Regarding Asthma and Parasites

What if the asthma epidemic in the Western world started because some people’s immune systems freak out in the absence of former health threats?

That’s the reasoning behind the Hygiene Hypothesis, and it also explains why some people inflict parasitic infections on themselves in an attempt to reduce their allergy and asthma symptoms.

Really.

A reader asked me about this story a month ago. I’d already been glancing at parasite articles with my brain half-engaged, and her email prompted me to actually sit down and do some more focused reading. Here’s what I found:

- Back in 2004, Yale scientists discovered high levels of chitinase in asthma patieints’ lung tissue. Chitinase is an immune system enzyme that breaks down chitin, the exoskeleton material of insects and parasites. Now, considering the researchers couldn’t detect any chitinase in non-asthmatics’ lung tissue, well, you can see where this is heading.

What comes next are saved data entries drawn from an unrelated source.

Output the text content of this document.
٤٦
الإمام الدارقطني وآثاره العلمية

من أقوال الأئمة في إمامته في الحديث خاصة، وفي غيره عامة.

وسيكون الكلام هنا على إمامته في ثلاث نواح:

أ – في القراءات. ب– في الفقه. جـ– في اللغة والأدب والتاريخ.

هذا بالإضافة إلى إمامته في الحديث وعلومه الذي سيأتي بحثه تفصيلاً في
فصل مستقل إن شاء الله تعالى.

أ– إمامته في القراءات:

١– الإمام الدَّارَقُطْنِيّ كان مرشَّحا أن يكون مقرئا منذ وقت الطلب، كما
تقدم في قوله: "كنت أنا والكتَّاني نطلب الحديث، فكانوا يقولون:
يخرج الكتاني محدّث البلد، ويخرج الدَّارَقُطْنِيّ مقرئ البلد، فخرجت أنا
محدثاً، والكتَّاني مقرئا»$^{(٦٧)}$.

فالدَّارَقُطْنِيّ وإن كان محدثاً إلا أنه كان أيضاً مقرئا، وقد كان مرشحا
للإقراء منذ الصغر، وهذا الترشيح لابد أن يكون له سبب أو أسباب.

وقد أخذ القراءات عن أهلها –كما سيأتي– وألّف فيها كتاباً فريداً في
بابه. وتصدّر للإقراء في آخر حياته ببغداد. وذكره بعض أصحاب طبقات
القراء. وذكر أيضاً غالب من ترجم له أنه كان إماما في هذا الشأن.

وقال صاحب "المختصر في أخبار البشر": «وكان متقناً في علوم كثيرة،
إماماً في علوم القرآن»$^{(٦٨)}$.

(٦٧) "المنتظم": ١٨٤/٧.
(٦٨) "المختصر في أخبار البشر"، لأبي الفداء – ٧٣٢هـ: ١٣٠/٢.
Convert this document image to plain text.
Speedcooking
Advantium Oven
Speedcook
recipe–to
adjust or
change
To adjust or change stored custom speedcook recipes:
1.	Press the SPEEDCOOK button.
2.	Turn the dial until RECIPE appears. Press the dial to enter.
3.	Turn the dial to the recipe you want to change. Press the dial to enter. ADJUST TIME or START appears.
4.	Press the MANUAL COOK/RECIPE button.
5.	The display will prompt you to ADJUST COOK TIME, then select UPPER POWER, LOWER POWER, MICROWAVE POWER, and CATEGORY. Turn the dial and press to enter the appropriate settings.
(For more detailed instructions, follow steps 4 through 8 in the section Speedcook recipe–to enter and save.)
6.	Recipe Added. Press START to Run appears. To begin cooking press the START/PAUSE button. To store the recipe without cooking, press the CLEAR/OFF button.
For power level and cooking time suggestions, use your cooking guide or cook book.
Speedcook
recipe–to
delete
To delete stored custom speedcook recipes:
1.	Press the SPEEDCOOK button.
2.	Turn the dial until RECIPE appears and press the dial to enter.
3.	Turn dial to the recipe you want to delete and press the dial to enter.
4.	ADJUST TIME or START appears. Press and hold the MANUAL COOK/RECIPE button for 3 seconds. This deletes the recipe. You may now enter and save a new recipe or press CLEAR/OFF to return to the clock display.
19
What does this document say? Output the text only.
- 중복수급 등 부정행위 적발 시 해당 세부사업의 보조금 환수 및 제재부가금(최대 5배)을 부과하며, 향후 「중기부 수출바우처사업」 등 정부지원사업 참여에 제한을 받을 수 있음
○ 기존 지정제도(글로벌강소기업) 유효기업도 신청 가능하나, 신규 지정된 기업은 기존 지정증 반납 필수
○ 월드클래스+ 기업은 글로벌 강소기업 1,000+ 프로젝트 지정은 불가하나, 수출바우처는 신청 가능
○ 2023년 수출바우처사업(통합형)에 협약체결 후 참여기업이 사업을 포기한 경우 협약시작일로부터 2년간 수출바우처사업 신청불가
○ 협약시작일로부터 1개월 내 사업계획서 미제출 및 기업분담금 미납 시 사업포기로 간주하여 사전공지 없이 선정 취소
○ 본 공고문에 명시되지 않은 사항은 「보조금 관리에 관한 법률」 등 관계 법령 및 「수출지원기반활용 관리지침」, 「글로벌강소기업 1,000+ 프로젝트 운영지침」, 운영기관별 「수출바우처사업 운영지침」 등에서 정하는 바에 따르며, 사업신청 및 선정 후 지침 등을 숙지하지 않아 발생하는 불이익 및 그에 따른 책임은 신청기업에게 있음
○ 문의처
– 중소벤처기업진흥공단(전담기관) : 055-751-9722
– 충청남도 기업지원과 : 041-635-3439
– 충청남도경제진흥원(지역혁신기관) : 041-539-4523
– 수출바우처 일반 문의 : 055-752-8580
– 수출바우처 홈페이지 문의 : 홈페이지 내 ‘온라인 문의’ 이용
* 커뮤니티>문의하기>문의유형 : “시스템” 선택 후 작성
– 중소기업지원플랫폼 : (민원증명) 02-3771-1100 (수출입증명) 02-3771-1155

- Next up, a 2006 meta-analysis of epidemiological research on the possible protective factor of intestitnal parasites against asthma. In a meta-analysis, scientists examine previous studies on a specific subject altogether, as a body of research. Here’s the key passage:

An alternative explanation is that the associations we have observed arise from reverse causation, and that, in particular, allergic individuals are less likely to acquire hookworm infection. The cross-sectional nature of the data available to us precludes any further insight into this possibility. Overall, however, our study indicates that different species of parasite infection may have important effects on the pathogenesis of asthma, and that in particular, the potential individual or public health benefits of hookworm infection merit further investigation. [emphasis mine]

In March of this year, the University of Pennsylvania identified an immune system cell population that appears to fight parasites and in the developed, sanitized world, possibly leads to the asthma and allergy response.

Finally, here’s a pretty good overview of the people who’ve taken this research and run with it. And by “run with it,” I mean “infected themselves with parasites on purpose.” A couple of companies are making money off the phenomenon, too.

That’s a lot of information to take in, so here’s the Asthma Mom distillation:

1. Humans have immune systems that used to fight off parasites all the time, for pretty much most of our history.
2. Modern medicine figured out how to prevent and treat parasitic infections. That’s a good thing; parasites can do some nasty damage.
3. With the parasites gone, some people’s immune systems go off the rails.
4. They’re poised to fight, but the target’s gone.
5. So they turn and attack within. In the case of asthma, that means the airways.
6. Some patients say, okay. If my immune system wants parasites, I’LL GIVE IT SOME PARASITES.
7. And they do, hoping to keep their immune systems too busy fighting those off to go into bronchospasm.

They’re trading the old problem for the newer one, basically, without FDA regulation, extensive human clinical trials, or the knowledge of any long-term health effects.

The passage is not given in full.